The Punnett square shows that the genotypes and associated ratios for a monohybrid cross are:1 SS : 2 Ss : 1 ss. even though the "phenotype" of the progeny exhibits a phenotypic ratio of (approximately) 3 smooth to 1 wrinkled.




While it is now known that a gene is a portion of the chromosome that resides at a particular site, called a locus (plural being loci).

remember, Mendel had no knowledge of this or meiosis, which nicely explains his law of segregation. (See Animation)
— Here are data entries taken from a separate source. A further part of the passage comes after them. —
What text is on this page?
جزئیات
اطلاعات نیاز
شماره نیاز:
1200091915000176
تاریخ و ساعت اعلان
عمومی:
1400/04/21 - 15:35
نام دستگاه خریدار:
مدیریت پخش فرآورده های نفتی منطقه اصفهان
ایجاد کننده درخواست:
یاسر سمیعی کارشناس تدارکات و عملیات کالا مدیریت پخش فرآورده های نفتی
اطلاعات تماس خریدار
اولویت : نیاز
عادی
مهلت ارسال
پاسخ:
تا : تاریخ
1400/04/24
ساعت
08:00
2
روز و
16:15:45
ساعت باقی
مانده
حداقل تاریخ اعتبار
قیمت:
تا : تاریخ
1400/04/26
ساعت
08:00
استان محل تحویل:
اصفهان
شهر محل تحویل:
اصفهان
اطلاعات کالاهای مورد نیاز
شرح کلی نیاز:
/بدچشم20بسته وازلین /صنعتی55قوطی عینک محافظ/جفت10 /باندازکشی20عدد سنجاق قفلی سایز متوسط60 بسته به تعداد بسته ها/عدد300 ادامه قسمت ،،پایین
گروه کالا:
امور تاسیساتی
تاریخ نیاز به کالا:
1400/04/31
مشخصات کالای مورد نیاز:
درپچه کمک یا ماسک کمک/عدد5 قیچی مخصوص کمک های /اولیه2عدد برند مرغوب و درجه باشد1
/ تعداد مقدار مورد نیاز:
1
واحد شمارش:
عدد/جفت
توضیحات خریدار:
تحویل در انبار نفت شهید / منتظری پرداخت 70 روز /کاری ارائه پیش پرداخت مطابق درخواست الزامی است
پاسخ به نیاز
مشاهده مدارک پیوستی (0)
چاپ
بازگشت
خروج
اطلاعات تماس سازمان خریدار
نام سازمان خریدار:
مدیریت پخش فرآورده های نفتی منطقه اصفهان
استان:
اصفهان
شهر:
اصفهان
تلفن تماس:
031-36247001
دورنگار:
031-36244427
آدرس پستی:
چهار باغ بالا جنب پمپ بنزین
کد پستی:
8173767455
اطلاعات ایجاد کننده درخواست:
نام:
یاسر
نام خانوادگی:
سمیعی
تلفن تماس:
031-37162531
Mendel verified his hypothesis by performing what is now termed a test cross, which can determine the genotype (heterozygous or homozygous) of an individual that may exhibit a dominant phenotype of a given trait.

It involves crossing the "unknown" individual to a true-breeding recessive or homozygous recessive.



If the unknown is homozygous dominant for the particulat trait what is the outcome?

If the unknown is heterozygous for a given trait, approximately half the progeny will have the dominant trait and half the recessive trait.

Mendel's second law is the law of random assortment and simply states:

Mendel's Second Law: During gamete formation the segregation of one gene pair is independent of all other gene pairs

This second law describes the outcome of a dihybrid (two character) cross, or hybrid cross involving additional characters/traits.


red ball


A dihybrid is an individual that is a double heterozygote (e.g., with the genotype SsYy).
Mendel’s second law states that the Ss alleles assort into gametes completely independent of the Yy alleles.

Thus, the dihybrid, Ss Yy, produces gametes that have one allele of each gene.



In this cross, Four different gametes are possible and will be produced in equal proportions: SY, Sy, sY, and sy.

Random fertilization of gametes yields the outcome visible in the more complex Punnett square.

Note that it is now 4 x 4 table construction to accommodate 16 possible genotypes.

Filling in the table and adding the like cells reveals a 9:3:3:1 ratio of the four possible phenotypes (smooth yellow, smooth green, wrinkled yellow, and wrinkled green).